# Upgrading to a Posi Rear End



## 68Temp (Jun 20, 2012)

Restoring a 68 Tempest, want to go with a posi.
Have searched for a complete axle swap, but no luck so far.
Any good suggestions for swapping out the carrier/gears alone?
Sunday cruiser, so nothing fancy or high perf is needed.
Engine is a 400, I have someone who can help with the gear swap. Just need an idea what to buy and where?? Thanks!


----------



## GTO JUDGE (May 14, 2005)

Home

Jim Mitschke Richfield Ohio

He built me a new Pontiac rear 3:55.1, he also built a friends for his '68 GTO. Prices are reasonable, and so is shipping.


----------



## 68Temp (Jun 20, 2012)

Thanks for the reply. Do you know what brand he put in? Eaton?


----------



## GTO JUDGE (May 14, 2005)

68Temp said:


> Thanks for the reply. Do you know what brand he put in? Eaton?

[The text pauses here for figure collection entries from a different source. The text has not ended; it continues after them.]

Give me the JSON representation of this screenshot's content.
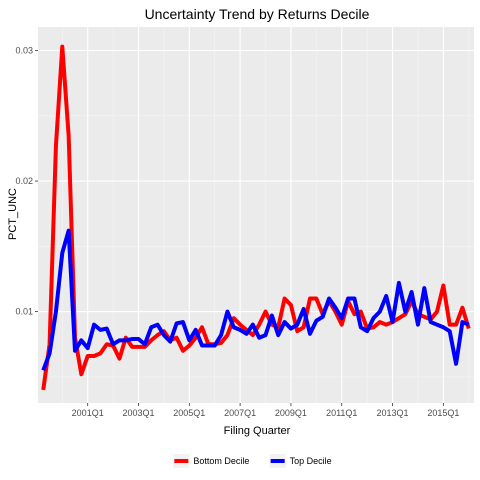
{
  "chart_data": {
    "type": "line",
    "title": "Uncertainty Trend by Returns Decile",
    "xlabel": "Filing Quarter",
    "ylabel": "PCT_UNC",
    "x_ticks": [
      "2001Q1",
      "2003Q1",
      "2005Q1",
      "2007Q1",
      "2009Q1",
      "2011Q1",
      "2013Q1",
      "2015Q1"
    ],
    "y_ticks": [
      0.01,
      0.02,
      0.03
    ],
    "y_tick_labels": [
      "0.01",
      "0.02",
      "0.03"
    ],
    "x_range": [
      "1999Q2",
      "2016Q1"
    ],
    "ylim": [
      0.003,
      0.0318
    ],
    "grid": true,
    "legend_position": "bottom",
    "series": [
      {
        "name": "Bottom Decile",
        "color": "#ff0000",
        "points": [
          [
            "1999Q2",
            0.004
          ],
          [
            "1999Q3",
            0.0075
          ],
          [
            "1999Q4",
            0.0227
          ],
          [
            "2000Q1",
            0.0303
          ],
          [
            "2000Q2",
            0.0235
          ],
          [
            "2000Q3",
            0.008
          ],
          [
            "2000Q4",
            0.0052
          ],
          [
            "2001Q1",
            0.0066
          ],
          [
            "2001Q2",
            0.0066
          ],
          [
            "2001Q3",
            0.0068
          ],
          [
            "2001Q4",
            0.0075
          ],
          [
            "2002Q1",
            0.0074
          ],
          [
            "2002Q2",
            0.0064
          ],
          [
            "2002Q3",
            0.008
          ],
          [
            "2002Q4",
            0.0073
          ],
          [
            "2003Q1",
            0.0073
          ],
          [
            "2003Q2",
            0.0073
          ],
          [
            "2003Q3",
            0.0078
          ],
          [
            "2003Q4",
            0.0082
          ],
          [
            "2004Q1",
            0.0085
          ],
          [
            "2004Q2",
            0.0078
          ],
          [
            "2004Q3",
            0.008
          ],
          [
            "2004Q4",
            0.007
          ],
          [
            "2005Q1",
            0.0074
          ],
          [
            "2005Q2",
            0.008
          ],
          [
            "2005Q3",
            0.0088
          ],
          [
            "2005Q4",
            0.0075
          ],
          [
            "2006Q1",
            0.0075
          ],
          [
            "2006Q2",
            0.0076
          ],
          [
            "2006Q3",
            0.0082
          ],
          [
            "2006Q4",
            0.0095
          ],
          [
            "2007Q1",
            0.009
          ],
          [
            "2007Q2",
            0.0086
          ],
          [
            "2007Q3",
            0.0082
          ],
          [
            "2007Q4",
            0.009
          ],
          [
            "2008Q1",
            0.01
          ],
          [
            "2008Q2",
            0.009
          ],
          [
            "2008Q3",
            0.0088
          ],
          [
            "2008Q4",
            0.011
          ],
          [
            "2009Q1",
            0.0105
          ],
          [
            "2009Q2",
            0.0085
          ],
          [
            "2009Q3",
            0.0088
          ],
          [
            "2009Q4",
            0.011
          ],
          [
            "2010Q1",
            0.011
          ],
          [
            "2010Q2",
            0.0098
          ],
          [
            "2010Q3",
            0.0108
          ],
          [
            "2010Q4",
            0.01
          ],
          [
            "2011Q1",
            0.009
          ],
          [
            "2011Q2",
            0.0108
          ],
          [
            "2011Q3",
            0.0098
          ],
          [
            "2011Q4",
            0.01
          ],
          [
            "2012Q1",
            0.0087
          ],
          [
            "2012Q2",
            0.0088
          ],
          [
            "2012Q3",
            0.0092
          ],
          [
            "2012Q4",
            0.009
          ],
          [
            "2013Q1",
            0.0092
          ],
          [
            "2013Q2",
            0.0095
          ],
          [
            "2013Q3",
            0.0098
          ],
          [
            "2013Q4",
            0.0108
          ],
          [
            "2014Q1",
            0.0098
          ],
          [
            "2014Q2",
            0.0096
          ],
          [
            "2014Q3",
            0.0094
          ],
          [
            "2014Q4",
            0.01
          ],
          [
            "2015Q1",
            0.012
          ],
          [
            "2015Q2",
            0.009
          ],
          [
            "2015Q3",
            0.009
          ],
          [
            "2015Q4",
            0.0103
          ],
          [
            "2016Q1",
            0.0087
          ]
        ]
      },
      {
        "name": "Top Decile",
        "color": "#0000ff",
        "points": [
          [
            "1999Q2",
            0.0055
          ],
          [
            "1999Q3",
            0.0068
          ],
          [
            "1999Q4",
            0.01
          ],
          [
            "2000Q1",
            0.0145
          ],
          [
            "2000Q2",
            0.0162
          ],
          [
            "2000Q3",
            0.007
          ],
          [
            "2000Q4",
            0.0078
          ],
          [
            "2001Q1",
            0.0072
          ],
          [
            "2001Q2",
            0.009
          ],
          [
            "2001Q3",
            0.0086
          ],
          [
            "2001Q4",
            0.0087
          ],
          [
            "2002Q1",
            0.0075
          ],
          [
            "2002Q2",
            0.0078
          ],
          [
            "2002Q3",
            0.0078
          ],
          [
            "2002Q4",
            0.0079
          ],
          [
            "2003Q1",
            0.0079
          ],
          [
            "2003Q2",
            0.0075
          ],
          [
            "2003Q3",
            0.0088
          ],
          [
            "2003Q4",
            0.009
          ],
          [
            "2004Q1",
            0.0082
          ],
          [
            "2004Q2",
            0.0077
          ],
          [
            "2004Q3",
            0.0091
          ],
          [
            "2004Q4",
            0.0092
          ],
          [
            "2005Q1",
            0.0078
          ],
          [
            "2005Q2",
            0.0086
          ],
          [
            "2005Q3",
            0.0074
          ],
          [
            "2005Q4",
            0.0074
          ],
          [
            "2006Q1",
            0.0074
          ],
          [
            "2006Q2",
            0.0082
          ],
          [
            "2006Q3",
            0.01
          ],
          [
            "2006Q4",
            0.0088
          ],
          [
            "2007Q1",
            0.0086
          ],
          [
            "2007Q2",
            0.0083
          ],
          [
            "2007Q3",
            0.009
          ],
          [
            "2007Q4",
            0.008
          ],
          [
            "2008Q1",
            0.0082
          ],
          [
            "2008Q2",
            0.0097
          ],
          [
            "2008Q3",
            0.0082
          ],
          [
            "2008Q4",
            0.0092
          ],
          [
            "2009Q1",
            0.0087
          ],
          [
            "2009Q2",
            0.009
          ],
          [
            "2009Q3",
            0.0102
          ],
          [
            "2009Q4",
            0.0083
          ],
          [
            "2010Q1",
            0.0093
          ],
          [
            "2010Q2",
            0.0096
          ],
          [
            "2010Q3",
            0.011
          ],
          [
            "2010Q4",
            0.0103
          ],
          [
            "2011Q1",
            0.0095
          ],
          [
            "2011Q2",
            0.011
          ],
          [
            "2011Q3",
            0.011
          ],
          [
            "2011Q4",
            0.0088
          ],
          [
            "2012Q1",
            0.0085
          ],
          [
            "2012Q2",
            0.0095
          ],
          [
            "2012Q3",
            0.01
          ],
          [
            "2012Q4",
            0.0112
          ],
          [
            "2013Q1",
            0.0092
          ],
          [
            "2013Q2",
            0.0122
          ],
          [
            "2013Q3",
            0.01
          ],
          [
            "2013Q4",
            0.0115
          ],
          [
            "2014Q1",
            0.009
          ],
          [
            "2014Q2",
            0.0118
          ],
          [
            "2014Q3",
            0.0092
          ],
          [
            "2014Q4",
            0.009
          ],
          [
            "2015Q1",
            0.0088
          ],
          [
            "2015Q2",
            0.0085
          ],
          [
            "2015Q3",
            0.006
          ],
          [
            "2015Q4",
            0.0092
          ],
          [
            "2016Q1",
            0.009
          ]
        ]
      }
    ]
  }
}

He custom built it himself, I never asked where he got the gears from he may have told me but I don't recall if he did. He warranted it too. Runs great, very quiet. I'd buy again from him without shopping around.


----------



## Matthew (Feb 11, 2011)

Sir, I see a 10 bolt from a 68 GTO on Des Moines, IA Craigslist. Shows $150. The number listed is 319-321-6792. Matt


----------